For most of us, gardening isn’t a full-time job. It’s something we do when we have spare time, no matter how enjoyable we find it. But with the lockdown, plenty of us will have had plenty more time on our hands, so why not give all your plants a bit of tender loving care – you’ll soon see the difference.
Give ’em a soak
Summer’s on its way and both your houseplants and garden residents could use a good soak. Spend twice as long as normal waving the hose around or doing your rounds with the watering can, and give exhausted looking houseplant a watering from the bottom up, leaving them in a trayful of water for a few hours.
Freed and Nourish
Plants don’t just need water – fertilizer is also vital and, fortunately, it’s still available at supermarkets. Don’t leave it until later – low nutrition is probably the main cause of disappointing plants.
The three chemical keys to fertilizer are N, P and K – that’s Nitrogen, Phosphorus and Potassium to those who failed chemistry. Most commercial fertilizers will mention the mix of these elements on the packet, and they don’t change in Spanish.

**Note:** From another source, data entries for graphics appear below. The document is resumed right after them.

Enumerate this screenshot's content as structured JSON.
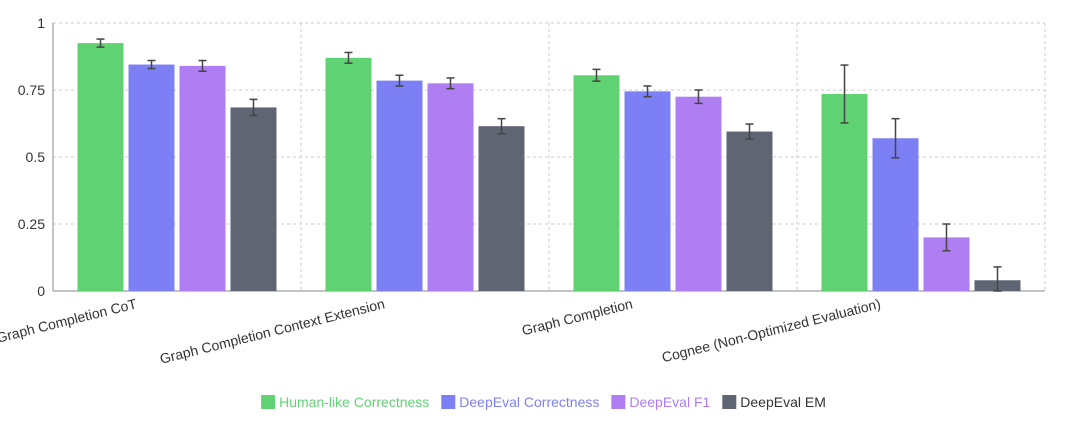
{
  "chart_data": {
    "type": "bar",
    "title": "",
    "xlabel": "",
    "ylabel": "",
    "ylim": [
      0,
      1
    ],
    "yticks": [
      0,
      0.25,
      0.5,
      0.75,
      1
    ],
    "ytick_labels": [
      "0",
      "0.25",
      "0.5",
      "0.75",
      "1"
    ],
    "grid": true,
    "legend_placement": "bottom-center",
    "categories": [
      "Graph Completion CoT",
      "Graph Completion Context Extension",
      "Graph Completion",
      "Cognee (Non-Optimized Evaluation)"
    ],
    "series": [
      {
        "name": "Human-like Correctness",
        "color": "#5fd373",
        "values": [
          0.925,
          0.87,
          0.805,
          0.735
        ],
        "errors": [
          0.015,
          0.02,
          0.022,
          0.108
        ]
      },
      {
        "name": "DeepEval Correctness",
        "color": "#7d80f4",
        "values": [
          0.845,
          0.785,
          0.745,
          0.57
        ],
        "errors": [
          0.015,
          0.02,
          0.02,
          0.073
        ]
      },
      {
        "name": "DeepEval F1",
        "color": "#ae7ef2",
        "values": [
          0.84,
          0.775,
          0.725,
          0.2
        ],
        "errors": [
          0.02,
          0.02,
          0.025,
          0.05
        ]
      },
      {
        "name": "DeepEval EM",
        "color": "#5f6573",
        "values": [
          0.685,
          0.615,
          0.595,
          0.04
        ],
        "errors": [
          0.03,
          0.028,
          0.028,
          0.05
        ]
      }
    ]
  }
}
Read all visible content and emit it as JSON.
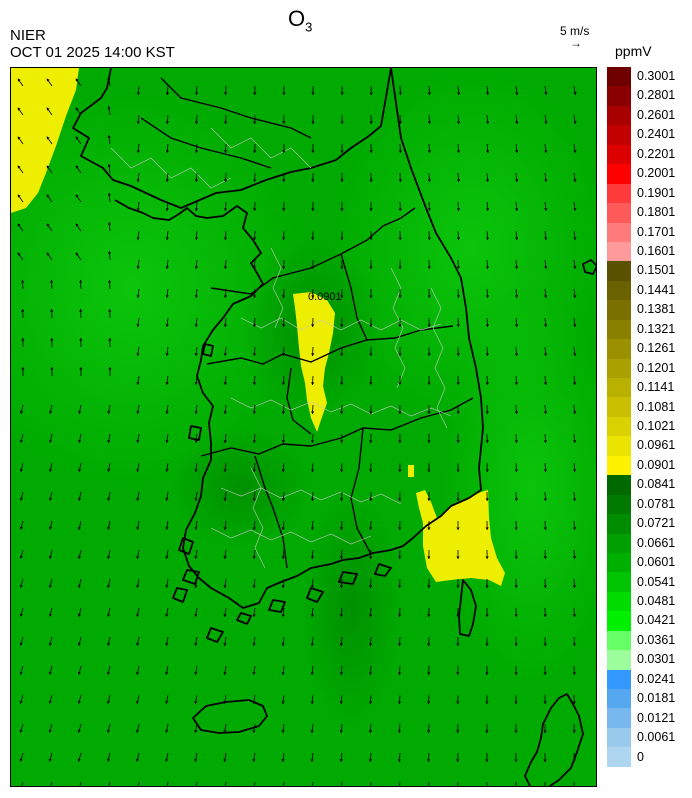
{
  "header": {
    "title_main": "O",
    "title_sub": "3",
    "agency": "NIER",
    "timestamp": "OCT 01 2025 14:00 KST",
    "wind_reference": "5 m/s",
    "wind_arrow_glyph": "→",
    "unit": "ppmV"
  },
  "legend": {
    "bins": [
      {
        "label": "0.3001",
        "color": "#6e0000"
      },
      {
        "label": "0.2801",
        "color": "#8a0000"
      },
      {
        "label": "0.2601",
        "color": "#a80000"
      },
      {
        "label": "0.2401",
        "color": "#c20000"
      },
      {
        "label": "0.2201",
        "color": "#dc0000"
      },
      {
        "label": "0.2001",
        "color": "#ff0000"
      },
      {
        "label": "0.1901",
        "color": "#ff3a3a"
      },
      {
        "label": "0.1801",
        "color": "#ff5a5a"
      },
      {
        "label": "0.1701",
        "color": "#ff7a7a"
      },
      {
        "label": "0.1601",
        "color": "#ff9a9a"
      },
      {
        "label": "0.1501",
        "color": "#5a5200"
      },
      {
        "label": "0.1441",
        "color": "#6a6200"
      },
      {
        "label": "0.1381",
        "color": "#7a7000"
      },
      {
        "label": "0.1321",
        "color": "#8a8000"
      },
      {
        "label": "0.1261",
        "color": "#9a9000"
      },
      {
        "label": "0.1201",
        "color": "#aaa000"
      },
      {
        "label": "0.1141",
        "color": "#bab000"
      },
      {
        "label": "0.1081",
        "color": "#cac000"
      },
      {
        "label": "0.1021",
        "color": "#dad200"
      },
      {
        "label": "0.0961",
        "color": "#eae400"
      },
      {
        "label": "0.0901",
        "color": "#fff200"
      },
      {
        "label": "0.0841",
        "color": "#006a00"
      },
      {
        "label": "0.0781",
        "color": "#007a00"
      },
      {
        "label": "0.0721",
        "color": "#008c00"
      },
      {
        "label": "0.0661",
        "color": "#009e00"
      },
      {
        "label": "0.0601",
        "color": "#00b000"
      },
      {
        "label": "0.0541",
        "color": "#00c400"
      },
      {
        "label": "0.0481",
        "color": "#00dc00"
      },
      {
        "label": "0.0421",
        "color": "#00f000"
      },
      {
        "label": "0.0361",
        "color": "#66ff66"
      },
      {
        "label": "0.0301",
        "color": "#9cff9c"
      },
      {
        "label": "0.0241",
        "color": "#3399ff"
      },
      {
        "label": "0.0181",
        "color": "#55a8f0"
      },
      {
        "label": "0.0121",
        "color": "#77b9ee"
      },
      {
        "label": "0.0061",
        "color": "#99caec"
      },
      {
        "label": "0",
        "color": "#aed6f0"
      }
    ]
  },
  "map": {
    "base_color": "#00aa00",
    "highlight_color": "#eeee00",
    "coast_color": "#000000",
    "district_color": "#c8c8c8",
    "wind_color": "#000000",
    "high_ozone_label": "0.0901"
  }
}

Choose a nitrogen-rich fertilizer for maximum greenery, but be aware that too much can cause plants to bolt; go for phosphorus when you want flowers and ensure that potassium is available for generally healthy plants.
Wipe and Polish
Leaves aren’t just pretty – they’re the way plants breathe, and when they get dusty or dirty, that breathing is obstructed. Outdoors, a decent hose with an adjustable mister nozzle will do the job for most plants, while indoor plants will welcome a wipe with a wet cloth. If your plants get pests, try a little soap or vinegar in the water, and a mix of milk and water can add shine to glossy leaves.
Deadhead and Prune
Deadheading is easy enough, a quick and simple way of keeping flowers looking fresh and encouraging new blooms. All you have to do is pinch off faded flowers just above the first healthy part of the stalk. If you can’t do it with your fingers, use some scissors.
Pruning is a different matter entirely and requires a bit of experience and knowledge of the plant in question.
You’ll often have to cut back stalks quite drastically to get bushier, more attractive plants, and it’s worth learning exactly how to do it.
Prune just above leaf nodes and look at the plant carefully before going to work. It may be necessary to get rid of dominant budding branches to let less prominent ones get a chance. Staggering cuts on bushier plants (e.g. Pruning some stems by a quarter, some by a half, some completely) will also preserve a natural look.
Plants also need space to grow, so now’s the time to consider repotting plants that seem to have reached their limit. Sunlight is also a factor worth taking into account – here on Lanzarote it can mean both life or death. If you’re not sure whether a plant is thriving in one location, move it to another, give it some time and see what happens.